Monday, April 09, 2007

Editorial

Demand justice in Anocha case

Few Thais were ever so terribly abused as Anocha Panjoy. It is even more heart-breaking that the fate of the Chiang Mai woman still is not known, almost 30 years after she was kidnapped. Her abductors were agents working for the North Korean government. The Pyongyang regime not only stonewalls requests for information, but abuses Ms Anocha's family and the Thai government for asking. Thanks to the persistence of the Panjoy family and similar victims' families in Japan, there is strong pressure on North Korea to do the only acceptable and civilised thing, and tell the full story of the abductions.

In 1978, Ms Anocha was an immigrant worker in Macao. One August morning of that year, she disappeared. Her family was distraught, as authorities in Bangkok, Macao and elsewhere made routine inquiries, but turned up no information. Record keeping in those days was primitive compared with today, which is why authorities in Singapore, Malaysia, China, Japan and South Korea failed to see a pattern of missing young women in the late 1970s. Indeed, only in the past two years has information emerged on the probable, horrifying fate of Ms Anocha and all the other young women who suddenly disappeared.

The main break in the case came with the decision by US Army defector Charles Jenkins to leave North Korea.
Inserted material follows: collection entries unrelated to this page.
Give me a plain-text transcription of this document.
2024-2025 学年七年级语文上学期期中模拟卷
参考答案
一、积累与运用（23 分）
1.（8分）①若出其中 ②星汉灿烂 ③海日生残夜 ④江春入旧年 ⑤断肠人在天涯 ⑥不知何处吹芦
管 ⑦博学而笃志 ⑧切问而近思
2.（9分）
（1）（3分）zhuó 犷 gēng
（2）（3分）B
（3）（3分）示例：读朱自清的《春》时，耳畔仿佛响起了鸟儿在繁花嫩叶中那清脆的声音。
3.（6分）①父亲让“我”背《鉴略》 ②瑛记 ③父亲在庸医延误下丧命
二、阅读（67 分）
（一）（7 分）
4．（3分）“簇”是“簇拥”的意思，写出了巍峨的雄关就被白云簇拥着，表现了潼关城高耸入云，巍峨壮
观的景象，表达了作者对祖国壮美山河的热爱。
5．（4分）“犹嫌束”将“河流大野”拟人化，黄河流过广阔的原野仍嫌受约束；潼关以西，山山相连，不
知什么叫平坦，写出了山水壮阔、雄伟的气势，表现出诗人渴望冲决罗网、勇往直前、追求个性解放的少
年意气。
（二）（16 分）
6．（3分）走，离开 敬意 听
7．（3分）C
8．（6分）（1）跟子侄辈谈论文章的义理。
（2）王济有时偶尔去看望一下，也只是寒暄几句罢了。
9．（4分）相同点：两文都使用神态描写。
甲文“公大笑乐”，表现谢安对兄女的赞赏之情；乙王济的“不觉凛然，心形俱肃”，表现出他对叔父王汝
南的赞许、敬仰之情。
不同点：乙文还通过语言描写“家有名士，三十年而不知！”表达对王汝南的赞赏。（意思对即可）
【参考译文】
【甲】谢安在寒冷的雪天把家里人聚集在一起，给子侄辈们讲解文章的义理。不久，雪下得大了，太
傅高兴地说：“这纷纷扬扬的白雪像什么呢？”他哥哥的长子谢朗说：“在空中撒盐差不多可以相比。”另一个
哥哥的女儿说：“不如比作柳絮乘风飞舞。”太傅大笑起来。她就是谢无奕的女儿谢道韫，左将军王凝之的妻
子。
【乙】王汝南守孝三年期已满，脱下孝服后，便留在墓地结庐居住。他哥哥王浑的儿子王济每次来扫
Former Sgt Jenkins brought out a story that a group of young Asian women had been kidnapped to North Korea and forced to work for the Pyongyang intelligence services. Mr Jenkins himself married a Japanese victim of one of the most horrifying cases of human trafficking ever made public. He had at least one photograph of Ms Anocha. He believes she was forced to ''marry'' another American, but probably has died since then. If alive, Ms Anocha would celebrate only her 52nd birthday this year. Either she has suffered a death sentence or a life of incarceration.

This is a serious international incident for a number of reasons. The serious breach of international law and human rights are bad enough. North Korea used and abused the female abductees to teach professional intelligence agents how to act like people from other countries. North Koreans then assumed false identities to travel and to conduct terrorist activities. In 1987, a man and a woman pretending to be non-Korean Asian tourists planted a bomb that blew up a South Korean airliner off the coast of Thailand, killing all 115 innocent people aboard.

Japan is still largely alone among countries in relentlessly pursuing the cases. Since Mr Jenkins' revelations, Thai authorities have picked up the trail of Ms Anocha again. Pyongyang has merely sneered at their formal inquiries, despite the fact Thailand has sponsored North Korean diplomatic relations with the rest of Southeast Asia. Pyongyang once claimed it had no information about Ms Anocha or other Southeast Asian abductees. This is simply not credible.

Ms Anocha's family has never given up their pursuit for the truth about the young victim. They have allied with a victims' support group in Japan known starkly as the Association of the Families of Victims Kidnapped by North Korea. This group has won strong backing from both the Japanese public and government, which in effect told North Korea it must come clean about the abductions before Japan can provide meaningful aid or normalise diplomatic relations. North Korea, in its typical blustering way, has reluctantly given up some details of those abductees who survived, but now has cut the information flow.

The Japanese families' group is to hold a meeting in Thailand in six months, unless North Korea has decided to come clean. The meeting will put pressure on both Pyongyang and Thai authorities. The government owes Thai citizens _ Ms Anocha's family in particular _ a hard stance in this case.

The story of Ms Anocha's abduction, and the part North Korea played, must be provided in full before Thai-North Korean relations can be expanded in any manner.